Nutrition For Runners
Caffeine for Runners
If you are like me and addicted to caffeine, you know the benefits it gives and the drawbacks. When I was nursing I would drink 10 cups of instant coffee a day, now I have two “good” coffees and about 6 cups of green tea. When I was a 10 cup a day addict, I didn’t have to be told that it was a drug because if I ever tried to cut back I suffered withdrawals big time.
I’ve never really used caffeine for sport related purposes, I don’t drink coffee before I run only because I don’t get time in the mornings and I don’t feel like one. However, I have worked with runners and in sporting clubs where caffeine has been used as a sport stimulant and I sit on the fence a bit when it comes to recommending it as a good stimulant for runners.
Here is what I know about Caffeine
Caffeine is classified as a drug as it provides a stimulus to the central nervous system
Caffeine is a natural stimulant and if taken in the correct dose produces no adverse affect on humans
Caffeine can be found in many forms, commonly and naturally in coffee beans and tea leaves, not so common but it is in natural form in chocolate, cocoa beans, guarana and Kola nuts. And can be found added to many soft drinks, sports drinks, gels and in tablet form
Most studies conclude that caffeine does improve performances in athletes. It does this by delaying the onset of fatigue in endurance events, improves mental alertness and stimulates adrenaline that can increase athletic performance
Benefits vary from runner to runner. If you're a regular coffee drinker you may find the benefits you feel are not as great as you have created a tolerance over time. If you rarely drink the stuff and then have a cup before a race, you will probably feel a greater effect. Also caffeine quantity can affect people in different ways, so it is an individual thing
Recommended doses for recreational runners are 5mg per kg of body weight for tablet doses or 1 cup of coffee per 40kgs of weight, so 1-2 cups for average person. Remember though that caffeine can be found in other sources so make sure you are not drinking lots of coca cola as well as swigging coffee. Generally a 300-500mg cup one hour before exercise has been proven to provide improved endurance and mental alertness. Caffeine peaks an hour after ingestion and can continue to work for two hours
Drawbacks- caffeine ingestion can cause problem for some runners, commonly headaches, palpitations, insomnia, stomach upsets , it can have a diuretic effect and taken over long periods withdrawal symptoms
Caffeine also can work as a laxative, so be aware that you may need to toilet at the same time you are ready to race!

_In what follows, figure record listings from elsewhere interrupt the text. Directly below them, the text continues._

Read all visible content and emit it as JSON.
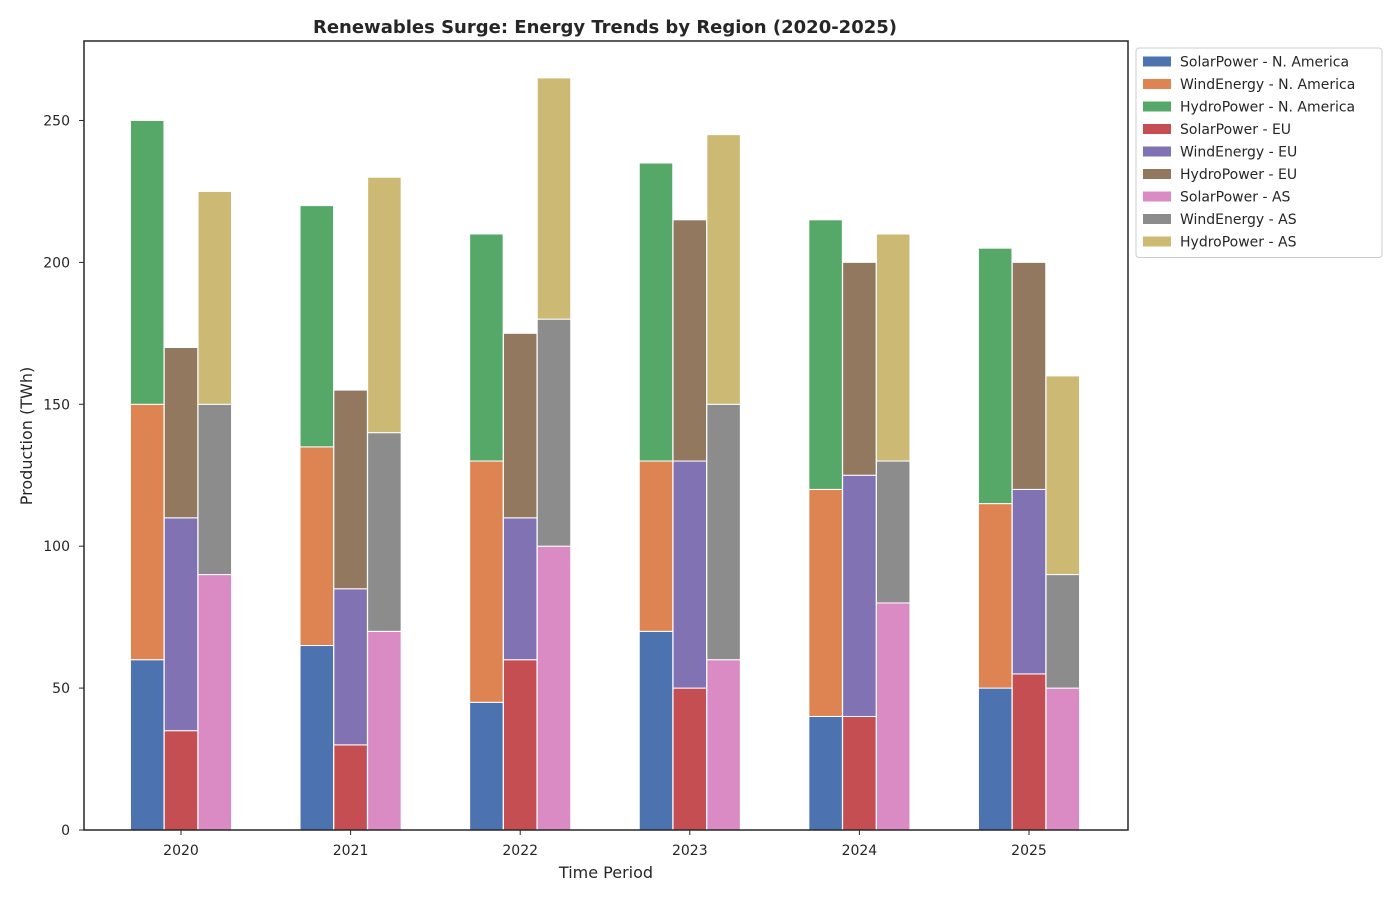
{
  "chart_data": {
    "type": "bar",
    "stacked": true,
    "grouped_by": "region",
    "title": "Renewables Surge: Energy Trends by Region (2020-2025)",
    "xlabel": "Time Period",
    "ylabel": "Production (TWh)",
    "categories": [
      "2020",
      "2021",
      "2022",
      "2023",
      "2024",
      "2025"
    ],
    "ylim": [
      0,
      278
    ],
    "yticks": [
      0,
      50,
      100,
      150,
      200,
      250
    ],
    "grid": false,
    "legend_position": "outside-top-right",
    "groups": [
      {
        "region": "N. America",
        "series": [
          {
            "name": "SolarPower - N. America",
            "color": "#4c72b0",
            "values": [
              60,
              65,
              45,
              70,
              40,
              50
            ]
          },
          {
            "name": "WindEnergy - N. America",
            "color": "#dd8452",
            "values": [
              90,
              70,
              85,
              60,
              80,
              65
            ]
          },
          {
            "name": "HydroPower - N. America",
            "color": "#55a868",
            "values": [
              100,
              85,
              80,
              105,
              95,
              90
            ]
          }
        ]
      },
      {
        "region": "EU",
        "series": [
          {
            "name": "SolarPower - EU",
            "color": "#c44e52",
            "values": [
              35,
              30,
              60,
              50,
              40,
              55
            ]
          },
          {
            "name": "WindEnergy - EU",
            "color": "#8172b3",
            "values": [
              75,
              55,
              50,
              80,
              85,
              65
            ]
          },
          {
            "name": "HydroPower - EU",
            "color": "#937860",
            "values": [
              60,
              70,
              65,
              85,
              75,
              80
            ]
          }
        ]
      },
      {
        "region": "AS",
        "series": [
          {
            "name": "SolarPower - AS",
            "color": "#da8bc3",
            "values": [
              90,
              70,
              100,
              60,
              80,
              50
            ]
          },
          {
            "name": "WindEnergy - AS",
            "color": "#8c8c8c",
            "values": [
              60,
              70,
              80,
              90,
              50,
              40
            ]
          },
          {
            "name": "HydroPower - AS",
            "color": "#ccb974",
            "values": [
              75,
              90,
              85,
              95,
              80,
              70
            ]
          }
        ]
      }
    ]
  }
}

Although scientists claim that caffeine is not a diuretic when taken before sporting events, many athletes have claimed that they have suffered mild dehydration and cramps during an endurance event if they have taken caffeine prior to the event
This is what I have observed from footballers taking caffeine tablets before a match- Usually they were very energetic and played well in the first quarter, and then they would notice a loss of energy in the subsequent quarters. The boys who took the supplements more often suffered from leg cramps, which can be associated with dehydration, so they had to ensure they drank a lot more water or sports drinks in-between quarters.

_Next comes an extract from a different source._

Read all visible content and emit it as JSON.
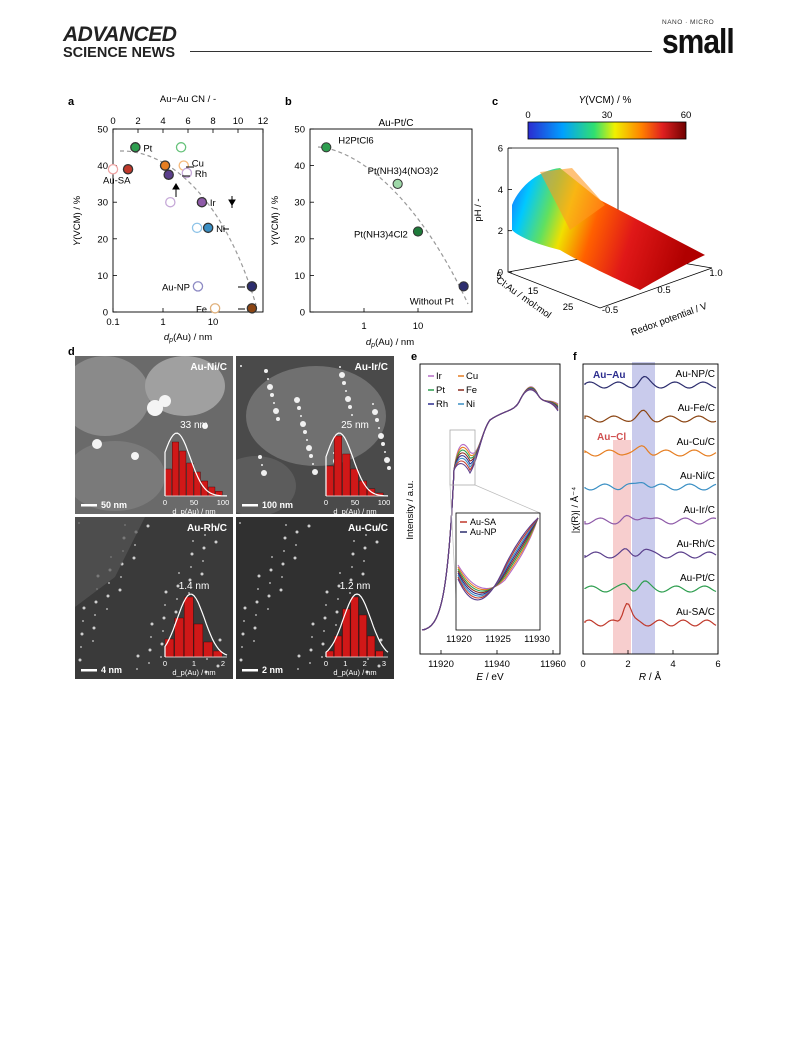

Like anything in running, never try something new on race day. If you always have a strong coffee before an event then go for it, but don’t down a couple of cups without having trialed it on a training run.
If you tend to suffer from stomach upsets, or need to go to the toilet whilst running or get cramps maybe you need to review your coffee intake
Other natural forms of caffeine are Kola Nut- one teaspoon of Kola nut equal one cup of coffee; Guarana- one teaspoon equals one cup of coffee.